4.76 Bien que certains renseignements fournis par les observateurs en mer servent à informer les scientifiques ou contribuent à l'application de la loi, nous avons constaté que, le plus souvent, ils n'ont pas été utilisés efficacement pour gérer la pêche. C'est ainsi que la direction du Ministère a négligé certains renseignements que des observateurs avaient recueillis expressément en fonction de la conservation. En 1998, la pêche du crabe du golfe de la zone 18 a fait l'objet d'un protocole qui prévoyait les conditions donnant lieu à une fermeture. Si la quantité de crabes à carapace molle (de mue récente) qui était débarquée dépassait 20 p. 100 de la capture sur 48 heures, l'industrie était avisée de modifier ses pratiques. Si les mêmes conditions régnaient dans les 48 heures ultérieures, la pêche devait être fermée pour la saison. Nous avons remarqué qu'à plusieurs occasions la fréquence du crabe à carapace molle a dépassé 20 p. 100 dans deux périodes consécutives de 48 heures sans fermeture de la pêche. Nous avons observé que l'on a fermé la pêche trois fois pendant la saison et qu'on l'a rouverte ultérieurement. Nous avons également observé que l'ampleur de la couverture en mer avait diminué quand la fréquence du crabe à carapace molle avait augmenté. En fait, la couverture par des observateurs était plus faible lorsque le pourcentage du crabe à carapace molle était le plus élevé. Pour la pêche du crabe des neiges de Terre-Neuve, les renseignements recueillis par des observateurs en mer sur la fréquence du crabe à carapace molle n'ont pas servi à établir si la fermeture était fondée.

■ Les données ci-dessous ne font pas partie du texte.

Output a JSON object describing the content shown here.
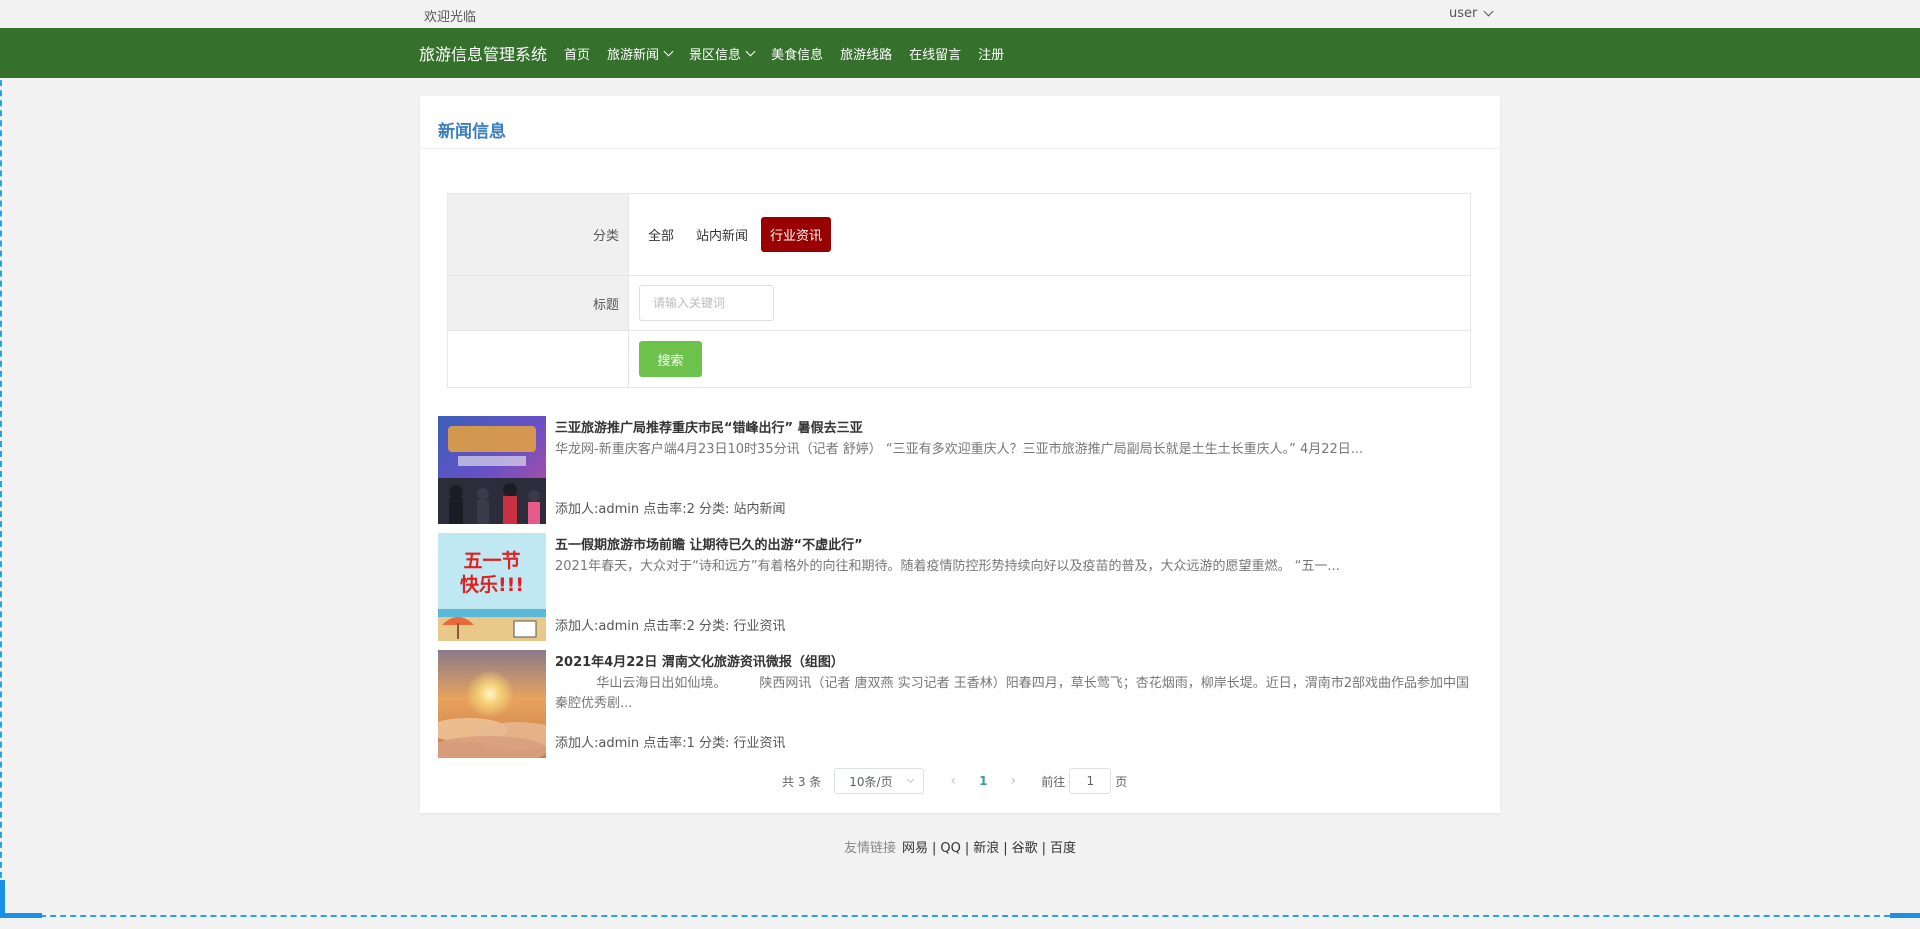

4.77 Nous avions déjà constaté, en 1997, que le Ministère n'utilisait pas les renseignements fournis par les observateurs en mer pour déterminer jusqu'à quel point les pratiques de la pêche du poisson de fond étaient non durables. Dans ce genre d'analyse, qu'on appelle l'« indexage », les pratiques et les captures des bateaux à bord desquels se trouvent des observateurs sont comparées à celles des autres bateaux. Ainsi, on peut établir si les pêcheurs s'adonnent à des pratiques non durables lorsque des observateurs ne sont pas à bord. Pour la pêche des mollusques et crustacés, nous avons constaté qu'en règle générale l'indexage n'est pas effectué non plus. Les deux exceptions étaient la pêche du crabe des neiges de Terre-Neuve (1996 et 1997) et la pêche du crabe du golfe de la zone 12 (1998). L'indexage a révélé l'existence d'un tri (afin de ne garder que les crabes des neiges de valeur élevée) et de rejets sélectifs, soit 25 p. 100 de la pêche du crabe des neiges de Terre-Neuve et 20 p. 100 de la pêche du crabe des neiges du golfe de la zone 12.
4.78 Système d'information de gestion des pêches. Les observations que nous avons faites en 1997 sur les systèmes d'information de gestion des pêches restent valables. Ces systèmes sont d'une utilité limitée pour les gestionnaires des pêches. Les divers systèmes sont mal intégrés et les renseignements ne sont ni à jour ni complets. L'information sur les débarquements du homard pour 1997, par exemple, n'était pas encore disponible en décembre 1998. Le Ministère a un plan quinquennal de remplacement de ces systèmes.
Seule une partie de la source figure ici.